Unfortunately, one major weakness is the fact that since the resisters are portrayed so negatively, it’s slightly hard to understand why Akin wants to help them at all. Indeed, whilst we meet some sympathetic resister characters (sadly few of them men), it almost seems that Akin would be better persuading the resisters to stop resisting, since whilst the Oankali are far from perfect, what the resisters have on their own is so much worse. I suspect myself, living in comfort and safety would way rather higher on many people’s lists of priorities, even accepting the Oankali’s coercive practices.
Given how bad most of the resisters are, it also appears that the Oankali’s contention that humanity is genetically predetermined to destroy itself seems pretty justified. Indeed, this is perhaps the one occasion when Butler’s own tendency to always show and never tell (at least with humans), is acting against her, since none of the resisters, even those who are sympathetic characters actually talks to Akin on more than a surface level, and given Akin’s interest in the resisters, a more in depth account from one of the resisters themselves, explaining the nature of their mistrust of the Oankali and their misgivings about a blended species might have helped here.
I was also slightly disappointed that not only does Butler feature no gay characters, but nobody seemed simply to have decided not to have children. Of course, I freely admit this might show my own bias, given that my lady and I are quite content with each other and don't feel the need to reproduce, and of course whether we’d still feel the same way were we not living on a stupidly overcrowded planet I’m not sure.
All that being said, the book still had its pace and its compelling factors, and characters I found myself growing close to, especially those we saw from the first book, characters whose fates I’m still interested in.

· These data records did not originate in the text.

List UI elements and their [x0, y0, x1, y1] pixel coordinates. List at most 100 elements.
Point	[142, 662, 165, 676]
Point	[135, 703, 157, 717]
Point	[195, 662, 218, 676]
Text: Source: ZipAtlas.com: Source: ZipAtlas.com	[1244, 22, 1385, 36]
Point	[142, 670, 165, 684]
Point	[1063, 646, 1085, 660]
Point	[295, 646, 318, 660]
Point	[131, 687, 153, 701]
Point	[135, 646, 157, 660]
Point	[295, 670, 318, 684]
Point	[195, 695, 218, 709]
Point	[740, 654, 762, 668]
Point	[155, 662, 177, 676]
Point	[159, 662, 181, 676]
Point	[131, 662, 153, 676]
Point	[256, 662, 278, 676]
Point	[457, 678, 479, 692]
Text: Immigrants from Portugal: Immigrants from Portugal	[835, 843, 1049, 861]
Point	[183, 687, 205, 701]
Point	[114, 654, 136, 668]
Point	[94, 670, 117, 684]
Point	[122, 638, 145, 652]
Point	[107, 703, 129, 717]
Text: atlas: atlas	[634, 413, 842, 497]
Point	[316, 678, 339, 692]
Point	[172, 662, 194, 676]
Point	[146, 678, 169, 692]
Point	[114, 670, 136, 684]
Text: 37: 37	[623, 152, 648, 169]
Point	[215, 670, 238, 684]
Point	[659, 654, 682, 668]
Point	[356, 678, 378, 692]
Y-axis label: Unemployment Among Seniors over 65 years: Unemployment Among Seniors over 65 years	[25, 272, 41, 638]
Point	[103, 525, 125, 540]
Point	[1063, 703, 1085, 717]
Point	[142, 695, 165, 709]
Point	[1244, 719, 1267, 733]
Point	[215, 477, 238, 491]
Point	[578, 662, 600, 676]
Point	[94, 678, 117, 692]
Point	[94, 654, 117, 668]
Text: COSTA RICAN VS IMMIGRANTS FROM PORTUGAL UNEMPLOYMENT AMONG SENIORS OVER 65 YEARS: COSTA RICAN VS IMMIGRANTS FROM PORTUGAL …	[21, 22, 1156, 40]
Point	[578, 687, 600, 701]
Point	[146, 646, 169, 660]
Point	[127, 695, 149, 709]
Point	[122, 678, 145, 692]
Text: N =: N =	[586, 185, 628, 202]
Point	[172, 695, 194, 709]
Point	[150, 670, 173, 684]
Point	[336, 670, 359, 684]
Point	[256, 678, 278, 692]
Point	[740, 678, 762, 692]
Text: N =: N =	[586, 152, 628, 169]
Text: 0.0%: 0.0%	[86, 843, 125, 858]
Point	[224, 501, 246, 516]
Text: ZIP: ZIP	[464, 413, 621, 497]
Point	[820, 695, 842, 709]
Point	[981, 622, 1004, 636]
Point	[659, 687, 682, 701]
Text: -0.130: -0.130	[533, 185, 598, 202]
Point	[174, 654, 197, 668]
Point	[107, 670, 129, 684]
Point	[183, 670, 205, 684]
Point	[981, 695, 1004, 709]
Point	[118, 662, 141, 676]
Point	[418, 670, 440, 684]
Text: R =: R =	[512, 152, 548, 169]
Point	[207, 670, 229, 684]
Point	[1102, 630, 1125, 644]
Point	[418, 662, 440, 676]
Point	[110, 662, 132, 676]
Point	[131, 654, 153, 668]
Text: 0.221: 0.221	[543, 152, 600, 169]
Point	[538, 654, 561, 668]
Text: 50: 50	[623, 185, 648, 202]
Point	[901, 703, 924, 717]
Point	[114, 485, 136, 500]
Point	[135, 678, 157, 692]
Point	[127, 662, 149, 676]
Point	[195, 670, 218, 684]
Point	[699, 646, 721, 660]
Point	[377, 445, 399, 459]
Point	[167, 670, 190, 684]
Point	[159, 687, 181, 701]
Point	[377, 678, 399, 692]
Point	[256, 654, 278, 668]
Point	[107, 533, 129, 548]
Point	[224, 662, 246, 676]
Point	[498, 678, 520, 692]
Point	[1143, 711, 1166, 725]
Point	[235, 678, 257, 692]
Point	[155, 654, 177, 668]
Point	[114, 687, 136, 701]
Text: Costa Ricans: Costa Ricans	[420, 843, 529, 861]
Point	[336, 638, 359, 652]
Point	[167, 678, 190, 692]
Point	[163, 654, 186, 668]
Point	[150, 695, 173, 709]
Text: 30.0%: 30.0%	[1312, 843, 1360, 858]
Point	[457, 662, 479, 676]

The book’s ending was very much a questionable one which left the ultimate fate of the resisters rather uncertain, which of course makes the prospect of reading the final book in the trilogy all the more enticing.
In general, Adulthood Rites was exactly what I expected, thought provoking, dark and full of alien complexity. Unfortunately, occasional fits of coldness in style, a slightly slowed down middle section and a rather overblown negativity about humanity in general and males in particular made this not quite as much of an awesome experience as Dawn, still, Earth under the Oankali is definitely a fascinating place, and one I look forward to exploring further in the conclusion.